Le SMG est opposé au mot d’ordre C = CS et aux incitations à pratiquer des dépassements des tarifs opposables. Une évolution en ce sens de notre rémunération ne pourrait conduire qu’à une impasse.

La reconnaissance de la médecine générale comme spécialité n’est que l’alignement de notre métier sur les spécialités déjà reconnues en terme de cursus de formation initiale, cet alignement doit aussi concerner le statut professionnel et donc la rémunération : celle-ci doit être adaptée à la particularité de notre exercice de généralistes.

Le Syndicat de la Médecine Générale réagit à la crise grave qui menace l’avenir du métier de médecin généraliste.

Il partage à ce propos l’analyse du syndicat MG France et se sent solidaire de son interpellation de la société :

- il soutient le mouvement des étudiants et enseignants en médecine générale auquel ses membres participent,

- il participera et appellera à participer à des Journées de la Médecine Générale régionales et nationales, centrées sur son apport déterminant à la distribution des soins à la population,

- il appelle à des actions en direction de l’Assurance maladie pour l’élargissement sans délai à l’ensemble de la population du forfait annuel, par patient, du médecin traitant.

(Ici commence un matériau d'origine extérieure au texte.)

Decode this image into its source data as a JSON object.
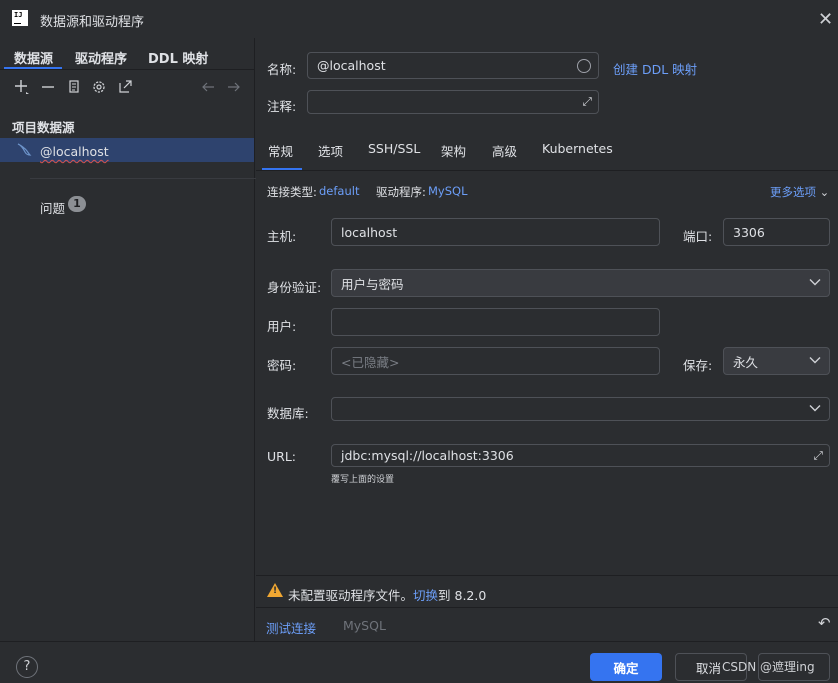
{
  "window": {
    "title": "数据源和驱动程序",
    "close_glyph": "✕",
    "logo_text": "IJ"
  },
  "left_panel": {
    "tabs": [
      "数据源",
      "驱动程序",
      "DDL 映射"
    ],
    "active_tab": "数据源",
    "section_title": "项目数据源",
    "selected_item": "@localhost",
    "problems_label": "问题",
    "problems_count": "1",
    "toolbar_icons": [
      "add-icon",
      "remove-icon",
      "copy-icon",
      "settings-icon",
      "open-external-icon",
      "back-arrow-icon",
      "forward-arrow-icon"
    ]
  },
  "form": {
    "name_label": "名称:",
    "name_value": "@localhost",
    "create_ddl_link": "创建 DDL 映射",
    "comment_label": "注释:",
    "tabs": [
      "常规",
      "选项",
      "SSH/SSL",
      "架构",
      "高级",
      "Kubernetes"
    ],
    "active_tab": "常规",
    "connection_type_label": "连接类型:",
    "connection_type_value": "default",
    "driver_label": "驱动程序:",
    "driver_value": "MySQL",
    "more_options": "更多选项",
    "host_label": "主机:",
    "host_value": "localhost",
    "port_label": "端口:",
    "port_value": "3306",
    "auth_label": "身份验证:",
    "auth_value": "用户与密码",
    "user_label": "用户:",
    "password_label": "密码:",
    "password_placeholder": "<已隐藏>",
    "save_label": "保存:",
    "save_value": "永久",
    "database_label": "数据库:",
    "url_label": "URL:",
    "url_value": "jdbc:mysql://localhost:3306",
    "url_hint": "覆写上面的设置"
  },
  "warning": {
    "text": "未配置驱动程序文件。",
    "link": "切换",
    "suffix": "到 8.2.0"
  },
  "bottom_actions": {
    "test_connection": "测试连接",
    "driver_name": "MySQL",
    "revert_glyph": "↶"
  },
  "footer": {
    "help_glyph": "?",
    "ok_button": "确定",
    "cancel_button": "取消",
    "watermark": "CSDN @遮理ing"
  },
  "colors": {
    "accent": "#3574f0",
    "link": "#6c9ef8",
    "background": "#2b2d30",
    "selection": "#2e436e",
    "warning": "#f0a732"
  }
}
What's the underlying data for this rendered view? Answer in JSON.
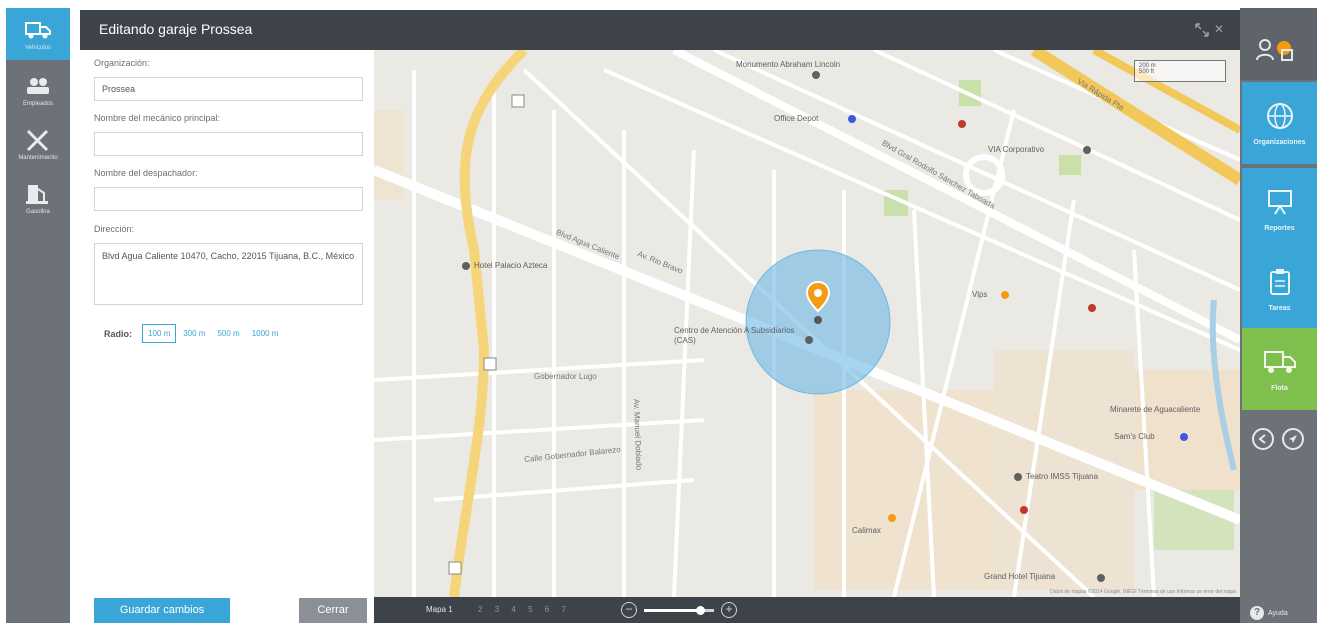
{
  "window": {
    "title": "Editando garaje Prossea"
  },
  "leftnav": {
    "items": [
      {
        "label": "Vehículos",
        "icon": "truck-icon"
      },
      {
        "label": "Empleados",
        "icon": "people-icon"
      },
      {
        "label": "Mantenimiento",
        "icon": "tools-icon"
      },
      {
        "label": "Gasolina",
        "icon": "fuel-icon"
      }
    ]
  },
  "form": {
    "org_label": "Organización:",
    "org_value": "Prossea",
    "mechanic_label": "Nombre del mecánico principal:",
    "mechanic_value": "",
    "dispatcher_label": "Nombre del despachador:",
    "dispatcher_value": "",
    "address_label": "Dirección:",
    "address_value": "Blvd Agua Caliente 10470, Cacho, 22015 Tijuana, B.C., México",
    "radius_label": "Radio:",
    "radius_options": [
      "100 m",
      "300 m",
      "500 m",
      "1000 m"
    ],
    "radius_selected": "100 m",
    "save_label": "Guardar cambios",
    "close_label": "Cerrar"
  },
  "map": {
    "pois": [
      "Monumento Abraham Lincoln",
      "Office Depot",
      "VIA Corporativo",
      "Hotel Palacio Azteca",
      "Vips",
      "Centro de Atención A Subsidiarios (CAS)",
      "Minarete de Aguacaliente",
      "Sam's Club",
      "Teatro IMSS Tijuana",
      "Calimax",
      "Grand Hotel Tijuana"
    ],
    "streets": [
      "Blvd Agua Caliente",
      "Av. Rio Bravo",
      "Gobernador Lugo",
      "Calle Gobernador Balarezo",
      "Av. Manuel Doblado",
      "Blvd Gral Rodolfo Sánchez Taboada",
      "Via Rápida Pte"
    ],
    "scale": [
      "200 m",
      "500 ft"
    ],
    "attribution": "Datos de mapas ©2014 Google, INEGI   Términos de uso   Informar un error del mapa",
    "pin_color": "#f39c12",
    "radius_color": "#6cb8e6"
  },
  "mapbar": {
    "map_label": "Mapa 1",
    "pages": [
      "2",
      "3",
      "4",
      "5",
      "6",
      "7"
    ],
    "zoom_level": 0.8
  },
  "rightrail": {
    "items": [
      {
        "label": "Organizaciones",
        "icon": "globe-icon",
        "color": "#3aa6d8"
      },
      {
        "label": "Reportes",
        "icon": "presentation-icon",
        "color": "#3aa6d8"
      },
      {
        "label": "Tareas",
        "icon": "clipboard-icon",
        "color": "#3aa6d8"
      },
      {
        "label": "Flota",
        "icon": "truck-icon",
        "color": "#7fbf4d"
      }
    ],
    "help_label": "Ayuda"
  }
}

Mais le SMG est opposé au mot d’ordre C = CS et aux incitations à pratiquer des dépassements des tarifs opposables. Une évolution en ce sens de notre rémunération ne pourrait conduire qu’à une impasse.
La reconnaissance de la médecine générale comme spécialité n’est que l’alignement de notre métier sur les spécialités déjà reconnues en terme de cursus de formation initiale, cet alignement doit aussi concerner le statut professionnel et donc la rémunération : celle-ci doit être adaptée à la particularité de notre exercice de généralistes.

En ce sens, la reconnaissance de la spécificité de notre métier incluant la prévention, l’éducation sanitaire et la coordination doit être valorisée par une juste rémunération forfaitaire comme dans le cadre du médecin référent.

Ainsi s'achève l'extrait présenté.